A.I.-Driven Education: Founded in Texas and Coming to a School Near You

After corporates, it seems like it is the turn of the education sector to witness significant AI transformation as students at Austin’s Alpha School spend just two hours a day on their academics, thanks to AI tools. With that, new Alpha Schools are now set to open in about ten cities this fall.
Austin has been the technological hub for the IT titans to move their infrastructure while building mansions all around the city. However, the tech-leading city now seems to be introducing AI to children via schooling.
Austin-based Alpha School is already leveraging the use of AI in its students’ learning experience. Bigger news is, this school plans to expand across other cities in the country before this fall.
The supporter of Alpha School believes that the use of artificial intelligence for the schooling of children helps significantly to identify and work on the students’ skills and interests. Supporting the statement, MacKenzie Price, co-founder of Alpha, now calls the classroom “the next global battlefield”.
“I’ve seen the future,” Mackenzie writes on social media, “and it isn’t 10 years away. It’s here, right now.”
On the flip side, detractors believe that the 2-hour learning model and Alpha School are doing nothing but plunking the children in front of the screen for even a longer time while eliminating the time for kids to develop crucial socialization and critical-thinking skills.
“Students and our country need to be in a relationship with other human beings. When you have a school that is strictly A.I., it is violating that core precept of the human endeavor and education,” said Randi Weingarten, the president of the American Federation of Teachers, a teachers’ union.
No matter who thinks what about the subject, it can not be denied that AI in the education sector is already proliferating, as Alpha already has its branches well established in Miami and Brownsville. The upcoming expansion plan is going to spread even more branches of Alpha School around the cities in America, including Orlando and New York City.
“Parents and teachers: We need to embrace this change,” Ms. Price wrote after the US President Trump signed an executive order encouraging A.I. in schools.
In the new 2-hour academic model introduced by Alpha, students only spend 120 minutes reading and studying subjects like mathematics, that too using AI software. The rest of the time, students rely on an Adult Guide powered by AI that helps students to develop practical skills like public speaking, financial literacy, and entrepreneurship.

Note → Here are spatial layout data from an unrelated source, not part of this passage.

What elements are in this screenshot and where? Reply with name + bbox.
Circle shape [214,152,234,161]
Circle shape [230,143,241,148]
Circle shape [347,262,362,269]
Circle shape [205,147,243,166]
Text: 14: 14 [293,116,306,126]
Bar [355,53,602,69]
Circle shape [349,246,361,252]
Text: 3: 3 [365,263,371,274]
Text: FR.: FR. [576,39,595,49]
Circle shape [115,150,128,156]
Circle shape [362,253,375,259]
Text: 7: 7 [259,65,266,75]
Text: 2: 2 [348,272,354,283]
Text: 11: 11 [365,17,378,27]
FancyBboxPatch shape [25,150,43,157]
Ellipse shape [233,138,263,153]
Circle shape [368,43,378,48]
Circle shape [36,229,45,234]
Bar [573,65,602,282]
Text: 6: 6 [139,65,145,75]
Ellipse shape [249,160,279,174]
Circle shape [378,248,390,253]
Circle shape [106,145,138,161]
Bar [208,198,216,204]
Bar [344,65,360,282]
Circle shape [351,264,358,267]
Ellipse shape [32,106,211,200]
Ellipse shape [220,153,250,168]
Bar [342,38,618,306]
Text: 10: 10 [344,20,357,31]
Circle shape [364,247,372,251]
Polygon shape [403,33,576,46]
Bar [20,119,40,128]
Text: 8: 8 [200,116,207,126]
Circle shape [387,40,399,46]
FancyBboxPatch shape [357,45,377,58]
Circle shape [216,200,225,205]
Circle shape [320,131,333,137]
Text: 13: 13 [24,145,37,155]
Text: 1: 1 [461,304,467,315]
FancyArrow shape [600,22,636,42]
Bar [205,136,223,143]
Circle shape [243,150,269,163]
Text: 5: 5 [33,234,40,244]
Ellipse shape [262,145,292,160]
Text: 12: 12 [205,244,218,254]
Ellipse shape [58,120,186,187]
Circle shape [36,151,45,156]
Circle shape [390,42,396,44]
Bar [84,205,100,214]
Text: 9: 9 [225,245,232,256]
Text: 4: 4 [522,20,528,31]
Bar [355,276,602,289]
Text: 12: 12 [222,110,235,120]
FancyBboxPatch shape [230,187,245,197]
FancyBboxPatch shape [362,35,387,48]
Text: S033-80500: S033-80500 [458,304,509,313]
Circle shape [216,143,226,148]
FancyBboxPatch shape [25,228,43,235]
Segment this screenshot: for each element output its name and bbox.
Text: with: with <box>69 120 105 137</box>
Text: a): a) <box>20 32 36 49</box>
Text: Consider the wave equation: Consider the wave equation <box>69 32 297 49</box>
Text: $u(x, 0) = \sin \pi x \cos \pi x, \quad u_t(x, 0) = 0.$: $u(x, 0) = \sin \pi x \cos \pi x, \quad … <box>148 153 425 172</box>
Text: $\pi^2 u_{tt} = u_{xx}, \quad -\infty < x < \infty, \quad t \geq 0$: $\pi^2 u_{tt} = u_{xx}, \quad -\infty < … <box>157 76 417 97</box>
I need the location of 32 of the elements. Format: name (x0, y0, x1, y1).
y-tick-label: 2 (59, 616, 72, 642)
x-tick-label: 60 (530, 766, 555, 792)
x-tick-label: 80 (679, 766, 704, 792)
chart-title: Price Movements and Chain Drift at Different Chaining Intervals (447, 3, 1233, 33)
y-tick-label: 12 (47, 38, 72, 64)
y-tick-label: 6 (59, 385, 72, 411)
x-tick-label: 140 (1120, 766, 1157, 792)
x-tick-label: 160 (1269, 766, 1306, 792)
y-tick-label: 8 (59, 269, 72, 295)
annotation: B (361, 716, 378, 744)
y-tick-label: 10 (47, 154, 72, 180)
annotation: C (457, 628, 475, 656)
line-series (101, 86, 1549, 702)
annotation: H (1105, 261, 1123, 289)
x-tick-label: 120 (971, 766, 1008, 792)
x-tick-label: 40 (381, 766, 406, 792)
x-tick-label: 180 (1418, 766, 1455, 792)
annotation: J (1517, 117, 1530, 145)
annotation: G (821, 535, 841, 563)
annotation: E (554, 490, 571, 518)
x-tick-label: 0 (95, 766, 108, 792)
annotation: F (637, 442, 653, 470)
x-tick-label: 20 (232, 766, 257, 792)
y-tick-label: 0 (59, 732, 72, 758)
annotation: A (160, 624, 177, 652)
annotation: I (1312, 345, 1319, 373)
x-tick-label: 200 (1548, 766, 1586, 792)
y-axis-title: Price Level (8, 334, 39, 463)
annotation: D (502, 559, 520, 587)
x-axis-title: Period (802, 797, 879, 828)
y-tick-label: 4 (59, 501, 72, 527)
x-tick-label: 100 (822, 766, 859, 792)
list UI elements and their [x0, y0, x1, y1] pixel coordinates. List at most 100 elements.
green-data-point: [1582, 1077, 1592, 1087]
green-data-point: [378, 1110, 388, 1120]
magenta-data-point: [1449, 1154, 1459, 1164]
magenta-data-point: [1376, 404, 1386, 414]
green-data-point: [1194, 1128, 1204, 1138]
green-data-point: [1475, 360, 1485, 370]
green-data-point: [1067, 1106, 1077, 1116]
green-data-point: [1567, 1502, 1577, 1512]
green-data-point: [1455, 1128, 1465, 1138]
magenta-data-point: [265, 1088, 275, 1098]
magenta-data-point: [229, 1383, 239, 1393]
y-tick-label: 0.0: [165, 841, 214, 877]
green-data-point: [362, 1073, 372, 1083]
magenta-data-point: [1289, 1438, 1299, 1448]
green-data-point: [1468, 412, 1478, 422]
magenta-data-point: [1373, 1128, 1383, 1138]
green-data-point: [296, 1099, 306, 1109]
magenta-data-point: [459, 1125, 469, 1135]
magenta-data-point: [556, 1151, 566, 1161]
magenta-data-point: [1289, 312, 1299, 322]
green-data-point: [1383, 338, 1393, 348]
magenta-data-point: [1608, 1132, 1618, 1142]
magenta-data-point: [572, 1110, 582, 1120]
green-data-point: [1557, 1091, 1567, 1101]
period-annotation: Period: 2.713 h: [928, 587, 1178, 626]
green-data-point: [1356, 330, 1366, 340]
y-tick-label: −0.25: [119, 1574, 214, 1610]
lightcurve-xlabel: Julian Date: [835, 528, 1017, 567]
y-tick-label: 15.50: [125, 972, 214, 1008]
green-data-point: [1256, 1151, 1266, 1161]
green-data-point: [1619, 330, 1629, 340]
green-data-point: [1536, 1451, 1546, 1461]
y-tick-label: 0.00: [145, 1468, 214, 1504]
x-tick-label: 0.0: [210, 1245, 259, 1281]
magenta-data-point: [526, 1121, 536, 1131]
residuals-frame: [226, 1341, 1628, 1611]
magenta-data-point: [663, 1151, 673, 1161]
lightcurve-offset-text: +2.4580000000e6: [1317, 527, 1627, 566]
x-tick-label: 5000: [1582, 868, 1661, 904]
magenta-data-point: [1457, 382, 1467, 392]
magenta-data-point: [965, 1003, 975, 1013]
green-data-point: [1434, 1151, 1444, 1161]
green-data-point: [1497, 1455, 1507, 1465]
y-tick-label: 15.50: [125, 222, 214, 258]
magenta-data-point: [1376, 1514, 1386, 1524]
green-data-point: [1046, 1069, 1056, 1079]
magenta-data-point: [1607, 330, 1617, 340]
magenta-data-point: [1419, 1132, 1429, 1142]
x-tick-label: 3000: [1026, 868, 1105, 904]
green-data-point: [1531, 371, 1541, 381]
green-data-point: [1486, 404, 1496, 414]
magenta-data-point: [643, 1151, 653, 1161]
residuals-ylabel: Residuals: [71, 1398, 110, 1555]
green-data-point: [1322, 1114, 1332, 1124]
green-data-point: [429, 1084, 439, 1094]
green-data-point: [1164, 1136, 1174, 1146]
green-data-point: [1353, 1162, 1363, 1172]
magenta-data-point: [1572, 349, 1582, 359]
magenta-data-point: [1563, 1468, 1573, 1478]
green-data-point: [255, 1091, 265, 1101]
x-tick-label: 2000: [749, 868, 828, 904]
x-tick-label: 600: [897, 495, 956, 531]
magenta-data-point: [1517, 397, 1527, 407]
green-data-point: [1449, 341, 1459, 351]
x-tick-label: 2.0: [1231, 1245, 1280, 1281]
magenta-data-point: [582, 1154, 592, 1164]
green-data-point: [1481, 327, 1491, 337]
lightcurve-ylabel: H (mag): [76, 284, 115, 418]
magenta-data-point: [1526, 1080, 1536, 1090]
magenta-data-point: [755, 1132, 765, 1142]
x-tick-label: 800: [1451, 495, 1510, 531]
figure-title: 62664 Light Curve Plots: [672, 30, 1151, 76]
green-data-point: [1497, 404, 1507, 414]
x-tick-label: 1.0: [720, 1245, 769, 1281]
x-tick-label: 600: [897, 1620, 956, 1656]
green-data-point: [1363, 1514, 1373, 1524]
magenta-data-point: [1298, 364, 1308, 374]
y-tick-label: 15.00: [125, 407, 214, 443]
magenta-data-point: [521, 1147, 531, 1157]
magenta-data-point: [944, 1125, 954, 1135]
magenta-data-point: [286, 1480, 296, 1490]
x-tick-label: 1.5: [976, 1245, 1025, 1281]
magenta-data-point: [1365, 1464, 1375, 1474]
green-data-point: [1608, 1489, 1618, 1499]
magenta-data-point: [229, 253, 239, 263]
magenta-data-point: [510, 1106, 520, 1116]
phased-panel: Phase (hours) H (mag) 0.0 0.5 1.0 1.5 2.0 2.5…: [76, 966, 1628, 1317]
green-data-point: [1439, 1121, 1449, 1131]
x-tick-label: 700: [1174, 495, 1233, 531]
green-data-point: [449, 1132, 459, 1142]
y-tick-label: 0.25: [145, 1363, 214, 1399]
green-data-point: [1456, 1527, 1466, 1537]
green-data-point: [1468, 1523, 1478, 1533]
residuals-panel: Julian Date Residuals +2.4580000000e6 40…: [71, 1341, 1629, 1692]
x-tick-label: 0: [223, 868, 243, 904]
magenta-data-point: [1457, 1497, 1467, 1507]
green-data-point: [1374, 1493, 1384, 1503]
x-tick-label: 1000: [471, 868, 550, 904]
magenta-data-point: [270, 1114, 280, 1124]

“You don’t get held back by your peers or what the teacher is teaching,” said Byron Attridge, a rising seventh grader. Byron joined the Alpha school four years ago. He was home-schooled during the COVID pandemic. Byron has shared that he is very much pleased with his academic progress as he is already learning eighth-grade math, ninth-grade reading, and tenth-grade language arts.
The Unbound Academy concept of Alpha has witnessed skepticism as State boards of education in Texas, Pennsylvania, Utah, North Carolina, and Arkansas have rejected the program due to a lack of evidence of its change.
“The artificial intelligence instructional model being proposed by this school is untested and fails to demonstrate how the tools, methods, and providers would ensure alignment to Pennsylvania academic standards,” the Pennsylvania Department of Education’s decision stated, citing “multiple, significant deficiencies.”
Despite of focus on Alpha, many students have decided to switch from Alpha after their middle school to embrace more experience in team sports, prom nights, and student council. Byron, the seventh grader, also shared that he is not sure whether he would like to continue with Alpha in high school.
“If you think of the purpose of schools as to prepare people for the roles of citizenship and democracy, there’s lot of places where you aren’t trying to get kids to race as fast as they can,” said Justin Reich, director of the Teaching Systems Lab at the Massachusetts Institute of Technology and author of the book “Failure to Disrupt: Why Technology Alone Can’t Transform Education.”
Several other public schools have also implemented AI to teach their students. For example, Khanmingo, an AI-based tutoring bot produced by Khan Academy, is used by public schools as their initiatives in AI. The American Federation of Teachers has also recently announced that it would create an AI training hub specially for teachers.
Alpha School has adopted AI as a primary educational driver to move students through academic content. In the midday, students also focus on projects like wilderness training, sports, and cooking, which require interactions with fellow students. For example, the fifth and sixth graders last year created a food truck, which required the students to learn budgeting, strategize a business plan by using a chatbot, and cook eggs.